Хотя — что тут удивительного? Все возможные стихи на смерть Маяковского двадцать лет подряд писал он сам — собственно, ничем другим не занимался, периодически только отвлекаясь на всякие «Окна РОСТА».
Да и не было уже в тридцатом году ни одного стиля, ни одной литературной манеры, в которой можно было бы написать поэтический реквием. Можно либо что-нибудь громыхающее на тему «Жизнь продолжается», либо романсовое, особенно ему ненавистное, — «Ни слова, о друг мой, ни вздоха». Но даже на фоне этого общего фальшивого тона стихотворение Ильи Сельвинского являет собой нечто исключительное.

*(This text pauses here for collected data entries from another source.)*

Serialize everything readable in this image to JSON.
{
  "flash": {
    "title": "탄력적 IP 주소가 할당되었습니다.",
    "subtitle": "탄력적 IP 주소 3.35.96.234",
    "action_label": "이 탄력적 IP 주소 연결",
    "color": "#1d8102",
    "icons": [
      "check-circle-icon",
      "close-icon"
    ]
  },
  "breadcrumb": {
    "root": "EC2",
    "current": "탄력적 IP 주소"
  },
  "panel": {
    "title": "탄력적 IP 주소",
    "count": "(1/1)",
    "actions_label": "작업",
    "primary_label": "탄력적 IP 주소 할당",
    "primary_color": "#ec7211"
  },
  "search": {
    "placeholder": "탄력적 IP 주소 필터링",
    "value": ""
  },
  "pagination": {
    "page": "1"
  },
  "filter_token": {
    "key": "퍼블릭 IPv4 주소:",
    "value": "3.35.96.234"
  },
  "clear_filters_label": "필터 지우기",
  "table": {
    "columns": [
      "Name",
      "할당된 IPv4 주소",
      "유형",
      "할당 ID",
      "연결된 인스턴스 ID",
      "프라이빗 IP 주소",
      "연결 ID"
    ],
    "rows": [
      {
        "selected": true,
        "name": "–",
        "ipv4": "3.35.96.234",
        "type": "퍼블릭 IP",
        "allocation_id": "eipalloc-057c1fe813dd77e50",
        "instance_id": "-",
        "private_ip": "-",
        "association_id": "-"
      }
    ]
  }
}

Я был во главе отряда, Который с ним враждовал, И значит — глядеть на взорванный вал Должно быть моей отрадой. Я вел от края до края Атаки на каждый холм: Недаром последним его стихом Была на меня эпиграмма. И когда неприятельский вождь, Как последней бурею — смертью ахает, Я должен был бы сказать: «Ну что ж, Труп врага хорошо пахнет». Д’постойте… О чем бишь я… что ж это такое? Маякоша… любимейший враг мой, а? Неужели на черный титул «покойный» Огневое «товарищ» сменил наш Маяк? И стало в поэзии жутко просторно, Точно вывезли широченный шкап. Из-за какой-то размолвки вздорной? Из-за неласкового ушка? Что ж это, а? И ты как любой? Как же так мир перечеркнули бровки, Если ты, Владимир Маяковский, Революции первая любовь… Но я твое пробитое сердце Прижму к своему с кровавой корой. Я принимаю твое наследство, Как принял бы Францию германский король. Дальше он там обещает объединить, так сказать, их поэтические армии и пустить в общую битву за коммунизм. Господи помилуй, какой он тебе Маякоша?! Да, товарищи, сменил, сменил, так сказать, наш Маяк звание «товарищ» на титул «покойный»; нехорошо, товарищи! Боже мой, каким отсутствием такта, слуха, вкуса, каким самомнением надо было обладать, чтобы объявить себя наследником, к тому же победителем в ранге короля! Бог не Тимошка, видит немножко: Сельвинский, со всей своей одаренностью, с замечательной «Улялаевщиной» — единственным, вероятно, удачным советским эпосом, — оказался забыт еще при жизни и ныне со всеми своими «Пушторгами» и «Командармами» воспринимается как поэтический курьез, да еще предательство Пастернака ему припоминают («Когда толпа учителя распяла, пришли и вы забить свой первый гвоздь», — припечатал Михаил Левин). Посмертная месть Маяковского всем, кто решил, что теперь-то он уж точно не ответит, была ужасна. Есть у него и у мертвого кое-какие возможности…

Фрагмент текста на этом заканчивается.